Mr. Jamieson seemed too young to have had any dealings with Fell's mother. He appeared to be in his early thirties. He had thick, shiny black hair and a smooth face with pale eyes behind horn-rimmed glasses. After commiserating with Fell on his mother's sudden death, he got down to business. 'Your father,' said Mr. Jamieson, 'left everything to your mother on his death and Mrs. Dolphin left everything to you.'

'It won't be much,' said Fell apologetically, for the lawyer's offices seemed too grand to deal with such a small inheritance, 'although I suppose I will get the house.'

'It is in fact a very comfortable amount of money.'

Fell blinked at him. It was a sunny day. The weekly market in the town square below the windows was in full swing. The sun glittered on the glass front of a large bookcase.

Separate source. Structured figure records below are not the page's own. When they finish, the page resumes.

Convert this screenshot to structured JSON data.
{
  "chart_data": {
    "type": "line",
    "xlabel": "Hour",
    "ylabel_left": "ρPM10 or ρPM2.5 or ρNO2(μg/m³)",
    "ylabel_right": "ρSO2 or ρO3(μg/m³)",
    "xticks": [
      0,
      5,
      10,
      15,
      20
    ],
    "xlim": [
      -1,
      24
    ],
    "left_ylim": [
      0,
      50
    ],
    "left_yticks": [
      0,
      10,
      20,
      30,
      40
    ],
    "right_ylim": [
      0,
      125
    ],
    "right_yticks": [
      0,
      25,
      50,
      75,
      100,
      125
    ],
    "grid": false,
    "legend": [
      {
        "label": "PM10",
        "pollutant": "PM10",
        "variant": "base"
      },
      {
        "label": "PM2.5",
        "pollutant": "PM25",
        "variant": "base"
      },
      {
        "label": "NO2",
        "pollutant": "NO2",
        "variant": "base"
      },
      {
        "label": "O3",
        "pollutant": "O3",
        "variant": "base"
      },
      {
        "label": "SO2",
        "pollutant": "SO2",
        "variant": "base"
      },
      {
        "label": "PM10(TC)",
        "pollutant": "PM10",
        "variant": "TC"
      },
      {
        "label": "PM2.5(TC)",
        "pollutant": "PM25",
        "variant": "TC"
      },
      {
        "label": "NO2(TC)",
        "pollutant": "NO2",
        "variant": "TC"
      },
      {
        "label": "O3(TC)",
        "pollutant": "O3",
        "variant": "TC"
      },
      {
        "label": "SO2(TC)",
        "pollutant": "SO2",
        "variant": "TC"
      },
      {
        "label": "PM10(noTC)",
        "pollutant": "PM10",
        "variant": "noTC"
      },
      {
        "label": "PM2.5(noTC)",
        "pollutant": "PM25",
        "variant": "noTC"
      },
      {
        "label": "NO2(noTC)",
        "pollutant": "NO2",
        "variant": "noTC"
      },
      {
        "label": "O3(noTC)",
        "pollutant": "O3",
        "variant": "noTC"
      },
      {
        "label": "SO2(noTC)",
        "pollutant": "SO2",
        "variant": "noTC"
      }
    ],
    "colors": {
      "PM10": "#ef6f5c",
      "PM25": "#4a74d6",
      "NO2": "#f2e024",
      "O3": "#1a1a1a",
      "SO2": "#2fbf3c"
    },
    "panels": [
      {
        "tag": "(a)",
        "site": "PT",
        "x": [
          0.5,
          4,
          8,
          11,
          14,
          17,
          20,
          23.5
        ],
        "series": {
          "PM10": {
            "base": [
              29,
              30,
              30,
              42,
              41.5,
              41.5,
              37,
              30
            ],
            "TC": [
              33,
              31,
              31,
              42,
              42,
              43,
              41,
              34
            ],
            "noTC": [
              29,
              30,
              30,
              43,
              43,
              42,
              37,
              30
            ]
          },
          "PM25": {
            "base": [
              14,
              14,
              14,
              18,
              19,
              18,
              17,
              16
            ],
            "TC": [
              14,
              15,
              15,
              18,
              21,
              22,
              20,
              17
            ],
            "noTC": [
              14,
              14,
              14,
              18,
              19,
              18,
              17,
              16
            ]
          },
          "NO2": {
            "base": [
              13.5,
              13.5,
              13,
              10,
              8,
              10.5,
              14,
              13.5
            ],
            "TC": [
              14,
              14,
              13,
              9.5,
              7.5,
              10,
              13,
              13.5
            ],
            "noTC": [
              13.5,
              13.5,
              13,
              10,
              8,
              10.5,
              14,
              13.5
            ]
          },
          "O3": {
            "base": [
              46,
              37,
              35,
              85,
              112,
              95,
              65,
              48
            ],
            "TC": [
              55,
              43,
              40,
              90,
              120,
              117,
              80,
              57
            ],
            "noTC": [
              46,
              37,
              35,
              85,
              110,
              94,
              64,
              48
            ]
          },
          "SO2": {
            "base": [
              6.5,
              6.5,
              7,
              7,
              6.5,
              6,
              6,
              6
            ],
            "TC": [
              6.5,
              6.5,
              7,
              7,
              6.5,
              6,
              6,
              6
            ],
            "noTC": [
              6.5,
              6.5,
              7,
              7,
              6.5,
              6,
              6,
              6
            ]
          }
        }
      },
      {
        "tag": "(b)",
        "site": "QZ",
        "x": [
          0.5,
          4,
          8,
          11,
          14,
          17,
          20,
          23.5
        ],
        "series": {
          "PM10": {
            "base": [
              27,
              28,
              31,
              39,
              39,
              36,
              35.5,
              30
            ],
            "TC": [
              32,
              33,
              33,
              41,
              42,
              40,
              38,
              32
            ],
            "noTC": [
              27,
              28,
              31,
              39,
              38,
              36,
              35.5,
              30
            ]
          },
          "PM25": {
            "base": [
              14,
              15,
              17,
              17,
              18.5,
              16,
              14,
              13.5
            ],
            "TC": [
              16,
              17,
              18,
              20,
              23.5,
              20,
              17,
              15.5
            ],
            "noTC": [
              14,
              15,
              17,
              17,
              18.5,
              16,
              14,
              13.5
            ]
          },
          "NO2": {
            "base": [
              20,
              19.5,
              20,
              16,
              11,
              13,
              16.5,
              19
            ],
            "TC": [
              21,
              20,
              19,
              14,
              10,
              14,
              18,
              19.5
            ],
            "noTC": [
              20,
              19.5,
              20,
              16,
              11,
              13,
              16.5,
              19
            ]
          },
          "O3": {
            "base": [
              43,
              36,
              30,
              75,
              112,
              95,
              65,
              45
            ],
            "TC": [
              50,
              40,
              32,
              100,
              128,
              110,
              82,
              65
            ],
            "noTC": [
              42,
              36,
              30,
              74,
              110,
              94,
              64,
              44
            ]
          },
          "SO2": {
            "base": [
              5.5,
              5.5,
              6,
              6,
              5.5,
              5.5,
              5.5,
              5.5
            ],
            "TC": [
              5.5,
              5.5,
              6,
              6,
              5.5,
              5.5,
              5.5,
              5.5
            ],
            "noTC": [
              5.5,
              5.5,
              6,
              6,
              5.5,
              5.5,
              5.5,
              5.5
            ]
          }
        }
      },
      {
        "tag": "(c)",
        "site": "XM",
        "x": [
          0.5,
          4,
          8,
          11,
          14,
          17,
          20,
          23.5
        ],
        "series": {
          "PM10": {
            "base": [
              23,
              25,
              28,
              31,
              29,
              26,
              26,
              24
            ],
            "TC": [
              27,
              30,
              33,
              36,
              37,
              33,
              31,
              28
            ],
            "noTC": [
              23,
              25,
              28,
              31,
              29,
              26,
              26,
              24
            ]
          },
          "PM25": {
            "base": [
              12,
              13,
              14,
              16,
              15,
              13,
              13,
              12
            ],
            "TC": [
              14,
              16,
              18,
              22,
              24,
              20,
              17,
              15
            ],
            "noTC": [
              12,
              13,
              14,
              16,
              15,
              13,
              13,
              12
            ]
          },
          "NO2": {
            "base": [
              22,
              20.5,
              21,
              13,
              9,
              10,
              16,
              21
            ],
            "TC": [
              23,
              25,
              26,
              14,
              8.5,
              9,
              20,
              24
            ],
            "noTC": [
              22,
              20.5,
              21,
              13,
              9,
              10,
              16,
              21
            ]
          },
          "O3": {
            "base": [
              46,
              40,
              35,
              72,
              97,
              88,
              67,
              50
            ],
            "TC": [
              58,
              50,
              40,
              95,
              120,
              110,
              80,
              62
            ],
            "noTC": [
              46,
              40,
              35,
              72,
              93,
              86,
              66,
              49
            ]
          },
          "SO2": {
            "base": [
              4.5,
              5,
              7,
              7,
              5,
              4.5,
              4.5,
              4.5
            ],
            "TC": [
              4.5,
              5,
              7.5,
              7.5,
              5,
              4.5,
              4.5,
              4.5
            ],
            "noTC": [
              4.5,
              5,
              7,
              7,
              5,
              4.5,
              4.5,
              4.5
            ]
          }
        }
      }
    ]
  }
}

The lawyer smiled. 'Did you never look at your parents' bank books?'

Fell gave a rueful smile. 'I haven't had time to look through any bank books or documents.'

'Well, apart from the house, there is the sum of five hundred thousand pounds, plus some shares. Of course, there will be death duties to pay. The first two hundred and fifty thousand is tax-free, and then there is a straight forty per cent off the remainder.'

'But that's impossible!' Fell turned red. 'Quite impossible. We never even had a television set.'

'Your father saved as much as he could all his life. The savings were kept in a high-interest account.'

'But I couldn't go to university! I had to go to work. They lived on my earnings!'

'Perhaps they wanted to make sure you had a comfortable future.'

It burst out of Fell. 'But they took my youth.'

The lawyer looked uncomfortable. 'To business, Mr. Dolphin. I have been made an executor. Would you like me to arrange the funeral?'

'Please,' said Fell, still bewildered and shaken. 'I wouldn't know where to start.'

'The expenses from the funeral will be paid out of the estate. These things take some time to wind up, but in the meantime you can draw any money in advance.'

'May I draw, say, two thousand pounds now?' Fell did not know how he had the temerity to ask for such a sum.

'Certainly.'

When Fell left the lawyer's office, he could feel rage boiling up inside him. He was free at last-free to travel, to set up his own business, to start living. But his parents had filleted out his ambition and his guts. He felt like someone who has come out of prison after a long sentence, wondering how to cope with life and reality and the modern world.

He did not even have a bank account. He had handed his pay cheques first to his father, and then, after his father's death, to his mother, and a small sum had been handed back to him.

He went into the nearest bank, holding the lawyer's cheque, and opened an account. It was all so easy.

Then he returned home and began to go through his father's old desk. Tucked away in a drawer at the bottom was a cash box. It was locked. With a strange feeling of intrusion, he searched his mother's battered old calfskin handbag. On her ring of keys was a little silver one. He inserted it in the lock and found it worked. He opened the box up. It was full of money in neat bundles, each marked 'one thousand pounds.' With shaking fingers, he counted it out. There was nearly fifty thousand pounds. He was about to put it back in the box, take it round to the bank and put it in his new account when he suddenly began to wonder how his father had come by such a large amount of loose cash. He had obviously not declared it to the income tax.